Like it or not, people act out their beliefs and our fears. The phobia about human sexuality has driven how many people think and act about sexuality—both for themselves and for other persons. But the Bible declares that "God has not given us a spirit of fearfulness." One of the most frequent commands found in our Scripture is "Don't fear."

So our congregation prayerfully engaged in months of serious study and honest conversation about sexuality by following a study guide included with Jesus, the Bible, and Homosexuality. We watched videos that addressed how persons who are gay, lesbian, bisexual, or transgender are perceived and treated by religious people and the efforts of people who are gay, lesbian, bisexual, or transgender to find acceptance and affirmation as they try to live out their faith in God's grace and truth (For the Bible Tells Me So and A Fish Out of Water). Instead of adopting the usual fearful approach to human sexuality we deliberately, prayerfully, and congregationally chose to study, listen, share, and trust the Holy Spirit.

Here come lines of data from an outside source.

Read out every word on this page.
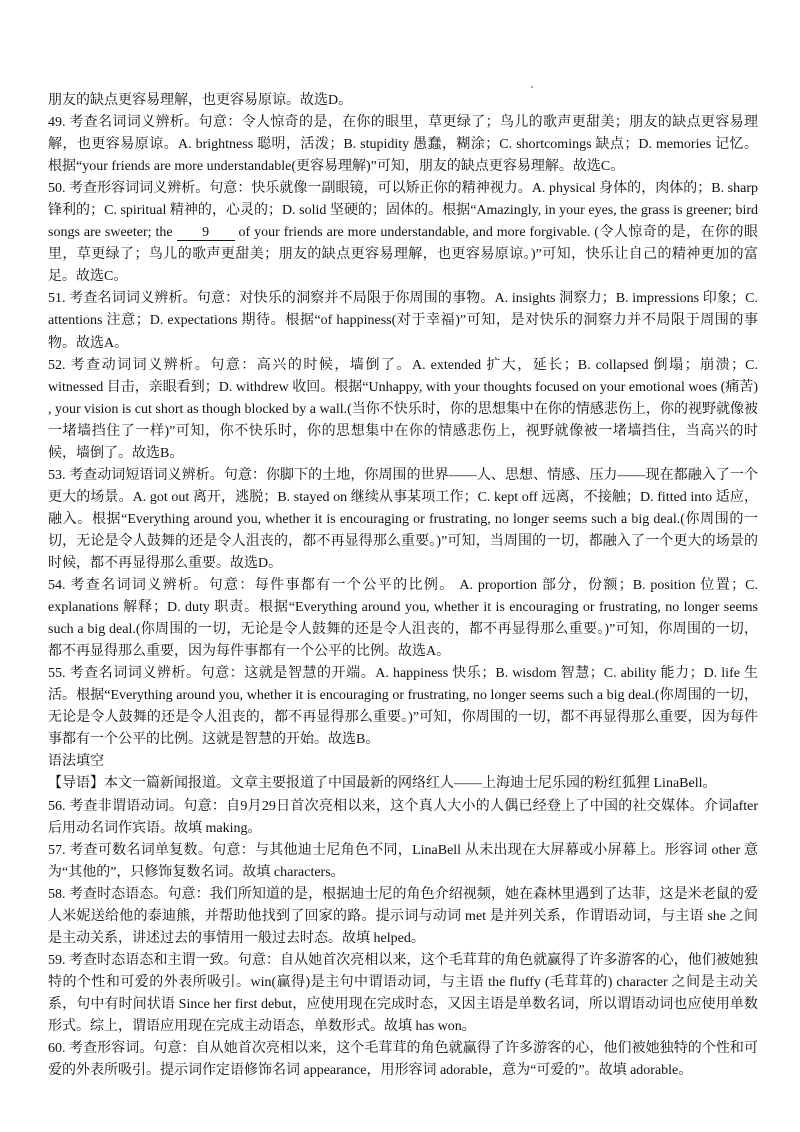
朋友的缺点更容易理解，也更容易原谅。故选D。

49. 考查名词词义辨析。句意：令人惊奇的是，在你的眼里，草更绿了；鸟儿的歌声更甜美；朋友的缺点更容易理解，也更容易原谅。A. brightness 聪明，活泼；B. stupidity 愚蠢，糊涂；C. shortcomings 缺点；D. memories 记忆。根据“your friends are more understandable(更容易理解)”可知，朋友的缺点更容易理解。故选C。

50. 考查形容词词义辨析。句意：快乐就像一副眼镜，可以矫正你的精神视力。A. physical 身体的，肉体的；B. sharp 锋利的；C. spiritual 精神的，心灵的；D. solid 坚硬的；固体的。根据“Amazingly, in your eyes, the grass is greener; bird songs are sweeter; the 9 of your friends are more understandable, and more forgivable. (令人惊奇的是，在你的眼里，草更绿了；鸟儿的歌声更甜美；朋友的缺点更容易理解，也更容易原谅。)”可知，快乐让自己的精神更加的富足。故选C。

51. 考查名词词义辨析。句意：对快乐的洞察并不局限于你周围的事物。A. insights 洞察力；B. impressions 印象；C. attentions 注意；D. expectations 期待。根据“of happiness(对于幸福)”可知，是对快乐的洞察力并不局限于周围的事物。故选A。

52. 考查动词词义辨析。句意：高兴的时候，墙倒了。A. extended 扩大，延长；B. collapsed 倒塌；崩溃；C. witnessed 目击，亲眼看到；D. withdrew 收回。根据“Unhappy, with your thoughts focused on your emotional woes (痛苦) , your vision is cut short as though blocked by a wall.(当你不快乐时，你的思想集中在你的情感悲伤上，你的视野就像被一堵墙挡住了一样)”可知，你不快乐时，你的思想集中在你的情感悲伤上，视野就像被一堵墙挡住，当高兴的时候，墙倒了。故选B。

53. 考查动词短语词义辨析。句意：你脚下的土地，你周围的世界——人、思想、情感、压力——现在都融入了一个更大的场景。A. got out 离开，逃脱；B. stayed on 继续从事某项工作；C. kept off 远离，不接触；D. fitted into 适应，融入。根据“Everything around you, whether it is encouraging or frustrating, no longer seems such a big deal.(你周围的一切，无论是令人鼓舞的还是令人沮丧的，都不再显得那么重要。)”可知，当周围的一切，都融入了一个更大的场景的时候，都不再显得那么重要。故选D。

54. 考查名词词义辨析。句意：每件事都有一个公平的比例。 A. proportion 部分，份额；B. position 位置；C. explanations 解释；D. duty 职责。根据“Everything around you, whether it is encouraging or frustrating, no longer seems such a big deal.(你周围的一切，无论是令人鼓舞的还是令人沮丧的，都不再显得那么重要。)”可知，你周围的一切，都不再显得那么重要，因为每件事都有一个公平的比例。故选A。

55. 考查名词词义辨析。句意：这就是智慧的开端。A. happiness 快乐；B. wisdom 智慧；C. ability 能力；D. life 生活。根据“Everything around you, whether it is encouraging or frustrating, no longer seems such a big deal.(你周围的一切，无论是令人鼓舞的还是令人沮丧的，都不再显得那么重要。)”可知，你周围的一切，都不再显得那么重要，因为每件事都有一个公平的比例。这就是智慧的开始。故选B。

语法填空

【导语】本文一篇新闻报道。文章主要报道了中国最新的网络红人——上海迪士尼乐园的粉红狐狸 LinaBell。

56. 考查非谓语动词。句意：自9月29日首次亮相以来，这个真人大小的人偶已经登上了中国的社交媒体。介词after 后用动名词作宾语。故填 making。

57. 考查可数名词单复数。句意：与其他迪士尼角色不同，LinaBell 从未出现在大屏幕或小屏幕上。形容词 other 意为“其他的”，只修饰复数名词。故填 characters。

58. 考查时态语态。句意：我们所知道的是，根据迪士尼的角色介绍视频，她在森林里遇到了达菲，这是米老鼠的爱人米妮送给他的泰迪熊，并帮助他找到了回家的路。提示词与动词 met 是并列关系，作谓语动词，与主语 she 之间是主动关系，讲述过去的事情用一般过去时态。故填 helped。

59. 考查时态语态和主谓一致。句意：自从她首次亮相以来，这个毛茸茸的角色就赢得了许多游客的心，他们被她独特的个性和可爱的外表所吸引。win(赢得)是主句中谓语动词，与主语 the fluffy (毛茸茸的) character 之间是主动关系，句中有时间状语 Since her first debut，应使用现在完成时态，又因主语是单数名词，所以谓语动词也应使用单数形式。综上，谓语应用现在完成主动语态，单数形式。故填 has won。

60. 考查形容词。句意：自从她首次亮相以来，这个毛茸茸的角色就赢得了许多游客的心，他们被她独特的个性和可爱的外表所吸引。提示词作定语修饰名词 appearance，用形容词 adorable，意为“可爱的”。故填 adorable。
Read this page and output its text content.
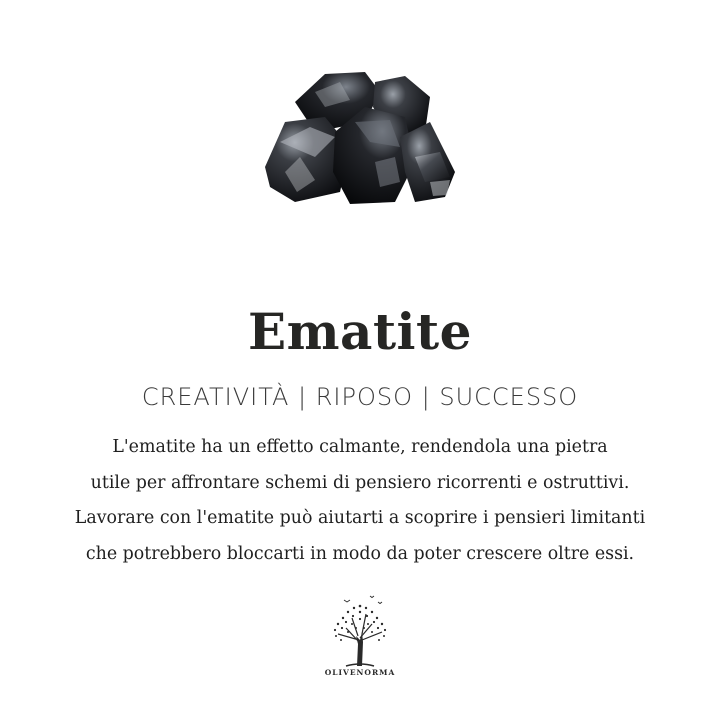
Ematite
CREATIVITÀ | RIPOSO | SUCCESSO
L'ematite ha un effetto calmante, rendendola una pietra
utile per affrontare schemi di pensiero ricorrenti e ostruttivi.
Lavorare con l'ematite può aiutarti a scoprire i pensieri limitanti
che potrebbero bloccarti in modo da poter crescere oltre essi.
OLIVENORMA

I didn't introduce the sexuality study to make a political statement for the congregation or myself. As pastor, I introduced that study for the same reasons that guided whatever we study. Human sexuality is a reality religious people, including followers of Jesus, cannot deny or avoid. Humans are sexual beings by design. But sexuality isn't a subject religious thinkers have been comfortable engaging. Augustine, considered by some to have been the father-figure of Christian theology, never seemed to be comfortable with the human body. More than a few people have expressed concern, if not regret, "that for many centuries the teaching of the Church on human sexuality has suffered from its adherence to Augustine's distorted emphasis."

I led New Millennium to intentionally study and confront the religious phobia about human sexuality knowing the study would challenge us. It did. One of our charter leaders eventually left the congregation because she didn't want to participate in it. She left with a clear conscience and remains in contact with us. Although others openly expressed anxieties, they committed themselves to the study because it marked the first time they were part of a congregation where human sexuality was being openly pondered, discussed, and embraced.

At the beginning of the New Millennium study of human sexuality, we agreed that our effort would be guided by some fundamental thoughts.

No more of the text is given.